The same excised leaf assay was used to inoculate QL3, RTx2536, Theis, and SH1247 in the leaf thickness experiments. A mixture of three virulent strains of C. sublineola (FSP 2, FSP 35, FSP 53) isolated from sorghum was used to determine host response. Plants were inoculated at pre-marked points of leaf blade and midrib tissues at near the apex, near the base, and half-way between the two points. For preparation of inoculum, C. sublineola was inoculated onto half strength potato dextrose agar (PDA) medium and grown at room temperature for 10–14 days. Approximately 1–2 ml of sterile water was added to each plate, and a sterile spatula was used to scrape and remove colony growth of C. sublineola from the plate. This suspension was filtered through four layers of cheesecloth to remove mycelium then before the spores were diluted to a final concentration of ~ 1 × 106 conidia/ml. Excised leaf pieces, placed adaxial side up on the agar surface, were inoculated on each side of the leaf blade and one spot on the midrib using 5 μl of the spore suspension. Excised leaves were observed under an Olympus BX60 microscope at 96 h post-inoculation. Susceptibility was scored using a 1–10 scale: (1) fully resistant without visible fungal infection, (2) fungal germ tube formed, (3) fungal bed formed with some imperfectly formed acervuli, (4) 1–5 acervuli perfectly formed, (5) 6–10 acervuli perfectly formed, (6) 11–15 acervuli perfectly formed, (7) 16–20 acervuli perfectly formed, (8) 21–25 acervuli perfectly formed, (9) 26–30 acervuli perfectly formed, and (10) 31 or more acervuli perfectly formed. The experiment was repeated three to five times with fresh sets of plants.

Statistical analysis

Leaf angle distribution. A student’s t-test for all possible group comparisons was performed with JMP Pro 14 to compare basal leaf angles between leaves 1–8 in 21 Johnsongrass and 4 sorghum cultivars. One-way ANOVA was used to compare basal leaf angles based on leaf position and cultivars. The mean pathogenicity levels of 21 cultivars inoculated separately with spores of C. sublineola isolates FSP2, FSP35, and FSP53 from the previous study6 were tested for correlation with newly collected basal leaf angle distribution data. Basal leaf angle is a continuous variable. Mean pathogenicity levels of each cultivar were generated based on de Winter and Dodou’s concept of treating Likert scale data as a continuous variable24. Here two approaches were made: (1) Mean pathogenicity was treated as a continuous variable, and Pearson’s correlation was tested between mean pathogenicity of each cultivar and basal leaf angle distribution data, and (2) Mean pathogenicity was treated as ordinal data, and Spearman’s rank correlation was performed.
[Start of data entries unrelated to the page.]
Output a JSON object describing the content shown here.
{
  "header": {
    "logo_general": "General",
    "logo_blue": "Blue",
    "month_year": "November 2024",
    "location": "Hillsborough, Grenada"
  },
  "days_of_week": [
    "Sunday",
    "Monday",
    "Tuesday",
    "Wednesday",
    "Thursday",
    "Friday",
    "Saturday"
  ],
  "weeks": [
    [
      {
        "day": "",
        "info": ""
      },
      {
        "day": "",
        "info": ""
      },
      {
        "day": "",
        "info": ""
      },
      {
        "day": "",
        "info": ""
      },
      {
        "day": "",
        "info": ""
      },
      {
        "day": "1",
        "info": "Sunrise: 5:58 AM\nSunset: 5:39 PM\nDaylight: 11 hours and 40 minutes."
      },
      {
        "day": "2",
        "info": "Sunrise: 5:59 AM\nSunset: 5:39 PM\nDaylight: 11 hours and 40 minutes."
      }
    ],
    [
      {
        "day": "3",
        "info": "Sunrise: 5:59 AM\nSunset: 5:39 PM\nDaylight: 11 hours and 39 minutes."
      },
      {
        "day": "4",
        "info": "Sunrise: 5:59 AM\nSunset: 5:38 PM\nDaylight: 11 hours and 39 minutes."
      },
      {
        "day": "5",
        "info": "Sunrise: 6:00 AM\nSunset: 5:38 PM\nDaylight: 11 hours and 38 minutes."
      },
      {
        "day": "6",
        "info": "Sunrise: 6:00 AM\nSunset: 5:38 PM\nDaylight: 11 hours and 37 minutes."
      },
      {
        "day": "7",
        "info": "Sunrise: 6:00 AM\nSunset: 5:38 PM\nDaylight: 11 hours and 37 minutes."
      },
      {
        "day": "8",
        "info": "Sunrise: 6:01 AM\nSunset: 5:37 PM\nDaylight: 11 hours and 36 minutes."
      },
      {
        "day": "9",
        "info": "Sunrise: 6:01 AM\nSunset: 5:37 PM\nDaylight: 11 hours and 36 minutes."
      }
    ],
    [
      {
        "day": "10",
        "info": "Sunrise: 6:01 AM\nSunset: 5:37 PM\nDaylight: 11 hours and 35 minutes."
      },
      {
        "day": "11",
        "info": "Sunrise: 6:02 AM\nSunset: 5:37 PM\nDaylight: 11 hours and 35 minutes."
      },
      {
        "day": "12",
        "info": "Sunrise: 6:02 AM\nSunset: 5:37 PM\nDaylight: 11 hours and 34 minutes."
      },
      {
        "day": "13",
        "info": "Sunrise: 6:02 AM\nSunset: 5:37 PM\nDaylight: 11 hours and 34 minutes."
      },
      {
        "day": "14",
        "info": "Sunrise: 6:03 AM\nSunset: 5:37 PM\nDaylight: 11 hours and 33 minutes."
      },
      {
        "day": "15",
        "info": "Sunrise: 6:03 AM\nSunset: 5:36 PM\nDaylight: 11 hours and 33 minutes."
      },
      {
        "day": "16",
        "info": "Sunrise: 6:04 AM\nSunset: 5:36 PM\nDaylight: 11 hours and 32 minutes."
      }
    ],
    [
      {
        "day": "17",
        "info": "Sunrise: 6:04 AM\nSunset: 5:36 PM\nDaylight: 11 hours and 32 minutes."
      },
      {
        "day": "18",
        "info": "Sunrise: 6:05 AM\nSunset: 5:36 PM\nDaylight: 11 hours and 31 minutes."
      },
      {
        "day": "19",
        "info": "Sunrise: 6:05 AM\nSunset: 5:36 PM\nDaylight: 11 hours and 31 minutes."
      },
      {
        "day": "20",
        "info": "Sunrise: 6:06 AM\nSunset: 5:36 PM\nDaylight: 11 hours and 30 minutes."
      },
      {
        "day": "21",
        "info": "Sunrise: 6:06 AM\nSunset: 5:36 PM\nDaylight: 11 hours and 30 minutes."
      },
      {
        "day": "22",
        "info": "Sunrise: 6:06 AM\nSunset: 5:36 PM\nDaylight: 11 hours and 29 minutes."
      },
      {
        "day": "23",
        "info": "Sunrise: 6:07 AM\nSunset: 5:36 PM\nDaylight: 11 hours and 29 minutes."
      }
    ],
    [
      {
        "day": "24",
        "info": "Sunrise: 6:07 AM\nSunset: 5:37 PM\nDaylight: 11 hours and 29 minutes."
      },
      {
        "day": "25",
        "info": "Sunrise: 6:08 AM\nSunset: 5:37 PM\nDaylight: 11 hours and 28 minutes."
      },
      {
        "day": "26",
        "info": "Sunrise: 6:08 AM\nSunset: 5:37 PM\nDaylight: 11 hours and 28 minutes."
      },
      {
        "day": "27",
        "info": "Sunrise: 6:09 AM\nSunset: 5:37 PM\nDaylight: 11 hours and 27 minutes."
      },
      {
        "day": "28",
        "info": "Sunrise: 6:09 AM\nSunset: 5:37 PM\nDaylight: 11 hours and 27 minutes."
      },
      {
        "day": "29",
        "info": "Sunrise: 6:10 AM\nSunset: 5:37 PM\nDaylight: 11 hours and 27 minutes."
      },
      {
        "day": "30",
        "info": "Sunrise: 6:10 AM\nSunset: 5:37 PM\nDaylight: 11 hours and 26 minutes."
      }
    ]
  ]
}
Leaf thickness. A student’s t-test for all possible group comparisons was performed with JMP Pro 14 to compare leaf thickness between the three points and between leaf and midrib in three sorghum and one Johnsongrass cultivars. The collected leaf thickness data was combined with the results from an excised leaf infection assay and Spearman’s rank correlation test was performed.